まず家庭で切りやすいのは、就寝前1時間のスクリーン
次に、家庭実務として一番切りやすいのがここだ。
2021年の systematic review では、problematic internet use は adolescent sleep と一貫して negative に関連していた。
Sleep quantity も quality も落ちやすく、insomnia symptoms ともつながる。
だからといって、
端末ゼロにしろ
まで言う必要はない。
でも少なくとも、
- ベッドに入ってからの動画
- 寝る直前のSNS
- 布団の中でのゲーム
を固定習慣にするのは不利だ。
家庭でやるなら、このくらいが現実的だと思う。
- 就寝1時間前にスマホとタブレットを終える
- 充電場所を寝室の外にする
- 夜の連絡や課題確認はリビングで済ませる
スクリーンタイムを減らす より、
寝室に持ち込まない
の方が実装しやすい。
以前の 子供の睡眠とおやつの関係 でも書いたけれど、夜の問題って
- 食べ物
- スクリーン
- 就寝時刻の後ろ倒し
がだいたいセットで起きる。
だから画面だけを単独で見るより、
夜の最後の1時間の空気を変える
方が効きやすい。
食事要因で最優先は、マグネシウムではなくカフェイン
ワーママ文脈だと、つい
- グリシン
- マグネシウム
- メラトニン
みたいな supplement 側に意識が向きやすい。
でも PubMed ベースで teenager の睡眠に対して言いやすい食事要因は、まず カフェイン だ。

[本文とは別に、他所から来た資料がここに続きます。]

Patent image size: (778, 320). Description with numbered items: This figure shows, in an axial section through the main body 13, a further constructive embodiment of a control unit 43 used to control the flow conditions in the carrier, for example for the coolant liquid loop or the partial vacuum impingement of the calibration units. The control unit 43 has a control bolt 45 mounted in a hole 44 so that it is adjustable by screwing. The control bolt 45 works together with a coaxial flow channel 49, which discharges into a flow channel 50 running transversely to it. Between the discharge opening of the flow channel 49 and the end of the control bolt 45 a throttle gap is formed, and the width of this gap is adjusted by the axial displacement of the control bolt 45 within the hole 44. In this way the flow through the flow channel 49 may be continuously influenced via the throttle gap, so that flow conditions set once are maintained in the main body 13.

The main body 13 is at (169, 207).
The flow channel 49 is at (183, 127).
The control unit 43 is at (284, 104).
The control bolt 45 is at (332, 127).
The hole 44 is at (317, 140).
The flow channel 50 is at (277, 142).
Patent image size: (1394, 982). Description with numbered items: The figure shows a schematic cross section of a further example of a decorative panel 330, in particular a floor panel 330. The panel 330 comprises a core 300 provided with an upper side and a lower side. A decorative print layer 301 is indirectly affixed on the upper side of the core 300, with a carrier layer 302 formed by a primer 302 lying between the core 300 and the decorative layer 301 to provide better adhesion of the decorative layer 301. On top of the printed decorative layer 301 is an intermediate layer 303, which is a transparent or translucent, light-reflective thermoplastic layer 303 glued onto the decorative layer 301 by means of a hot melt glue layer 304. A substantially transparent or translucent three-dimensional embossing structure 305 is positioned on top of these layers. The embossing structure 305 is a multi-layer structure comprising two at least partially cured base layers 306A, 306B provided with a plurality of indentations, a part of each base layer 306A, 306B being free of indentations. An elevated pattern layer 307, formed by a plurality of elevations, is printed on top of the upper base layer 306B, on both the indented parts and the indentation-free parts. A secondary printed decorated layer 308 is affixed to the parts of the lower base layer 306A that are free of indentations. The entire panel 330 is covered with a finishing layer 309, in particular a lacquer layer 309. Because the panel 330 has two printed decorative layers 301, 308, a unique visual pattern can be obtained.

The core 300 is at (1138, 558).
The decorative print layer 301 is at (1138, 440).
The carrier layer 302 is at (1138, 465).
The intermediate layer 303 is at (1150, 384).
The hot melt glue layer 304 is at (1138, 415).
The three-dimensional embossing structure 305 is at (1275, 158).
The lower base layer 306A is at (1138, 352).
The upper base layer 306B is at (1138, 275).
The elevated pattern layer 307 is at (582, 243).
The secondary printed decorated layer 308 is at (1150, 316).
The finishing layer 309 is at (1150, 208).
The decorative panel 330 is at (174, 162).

2024年の systematic review and meta-analysis では、adolescents で caffeine intake が高いほど sleep problems のオッズが上がっていた。
数字で言うと、
- OR 1.67
だ。
この review は、healthy foods は better sleep に、fat-rich / sugar-rich foods や processed foods は poorer sleep に寄りやすいとも整理している。
でも practical に一番切りやすいのはやっぱり、
- エナジードリンク
- コーヒー飲料
- コーラ
- 甘いカフェイン飲料
- 夜の濃いお茶
だと思う。
私は teen の睡眠で、
カフェインは昼まで
くらいで考える方が安全だと思っている。
少なくとも、
夕方以降のカフェインで眠れないのを、夜のサプリで相殺する
みたいな設計はかなり悪い。
週末の寝だめで 月曜だけ時差ボケ を作らない
見落としやすいけれど、家庭実務ではここも大きい。
平日に足りない睡眠を、土日にまとめて取り返したくなる気持ちはよく分かる。
でも思春期では、週末の寝坊が広がるほど social jetlag が強くなりやすい。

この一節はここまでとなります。